Whatever is revealed in the pre-trial hearing about the events of March 11, it is clear from the anger and distrust among survivors that Afghans view the massacre not as an aberration, but of a piece with US military actions in the region. Bales may have acted alone and without authorization, but US forces have continuously conducted “night raids” on civilians in the name of combating resistance fighters. The Pentagon claims to have killed at least 4,000 “insurgents” in such raids. The Obama administration’s radical expansion of drone missile attacks has claimed thousands more innocents.

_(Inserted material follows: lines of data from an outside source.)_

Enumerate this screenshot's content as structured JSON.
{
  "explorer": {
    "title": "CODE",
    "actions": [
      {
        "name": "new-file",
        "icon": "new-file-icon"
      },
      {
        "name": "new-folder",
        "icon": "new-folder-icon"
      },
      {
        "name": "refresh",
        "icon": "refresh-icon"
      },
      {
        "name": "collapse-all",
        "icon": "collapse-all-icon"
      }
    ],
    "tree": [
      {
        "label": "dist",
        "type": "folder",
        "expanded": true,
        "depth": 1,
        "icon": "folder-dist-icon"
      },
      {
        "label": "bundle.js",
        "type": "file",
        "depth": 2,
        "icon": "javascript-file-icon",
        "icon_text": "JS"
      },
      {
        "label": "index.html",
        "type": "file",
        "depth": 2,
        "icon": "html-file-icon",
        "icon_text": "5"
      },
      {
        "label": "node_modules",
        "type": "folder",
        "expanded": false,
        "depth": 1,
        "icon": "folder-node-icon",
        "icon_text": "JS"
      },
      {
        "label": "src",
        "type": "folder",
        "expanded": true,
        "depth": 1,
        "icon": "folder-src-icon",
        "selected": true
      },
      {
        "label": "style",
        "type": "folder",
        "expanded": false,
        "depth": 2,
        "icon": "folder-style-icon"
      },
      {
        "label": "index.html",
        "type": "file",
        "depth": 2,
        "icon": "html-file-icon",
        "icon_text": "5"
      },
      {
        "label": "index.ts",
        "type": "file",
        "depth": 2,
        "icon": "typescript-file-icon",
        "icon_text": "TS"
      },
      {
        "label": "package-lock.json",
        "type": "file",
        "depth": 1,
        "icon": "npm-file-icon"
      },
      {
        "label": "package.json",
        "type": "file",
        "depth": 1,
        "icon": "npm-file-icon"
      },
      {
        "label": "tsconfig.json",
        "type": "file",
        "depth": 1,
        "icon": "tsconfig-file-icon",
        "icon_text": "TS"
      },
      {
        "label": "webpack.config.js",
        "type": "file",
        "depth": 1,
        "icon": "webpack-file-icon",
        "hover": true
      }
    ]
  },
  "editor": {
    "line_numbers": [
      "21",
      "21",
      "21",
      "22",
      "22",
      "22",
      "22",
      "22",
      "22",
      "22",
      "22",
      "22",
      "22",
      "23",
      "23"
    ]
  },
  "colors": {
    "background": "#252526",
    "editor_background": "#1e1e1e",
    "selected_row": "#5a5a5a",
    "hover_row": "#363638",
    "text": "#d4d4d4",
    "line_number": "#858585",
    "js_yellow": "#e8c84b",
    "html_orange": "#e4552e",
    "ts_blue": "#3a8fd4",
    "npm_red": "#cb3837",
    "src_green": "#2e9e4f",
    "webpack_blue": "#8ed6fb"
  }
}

The March 11 atrocity is one of a steady stream of barbaric acts committed by US troops, including the actions of the so-called “kill team” also tried at Lewis-McChord for killing unarmed Afghan civilians. In January, a video showing Marines urinating on Afghan corpses and laughing, followed in February by the burning of copies of the Koran, sparked rioting across the country that left 30 people dead.

The task of suppressing a hostile population has contributed to deep demoralization and depravity in a wide section of the US military. An annual summary of Army personnel in August found that only a quarter believed the military was “headed in the right direction” in its policies. The findings dovetail with a record number of soldier suicides and another internal survey of soldiers stationed in Afghanistan that found one in five reporting an acute psychological problem such as “acute stress,” “depression,” or “anxiety.”

More than 11 years of occupation have failed to quell the opposition. One expression of the popular hostility is the rising incidence of “green on blue” violence, in which Afghan security forces attack American and NATO soldiers. Since the beginning of the year, at least 52 coalition forces have been killed by Afghan soldiers or police, and an unreported number of Afghan forces have themselves been killed in similar attacks.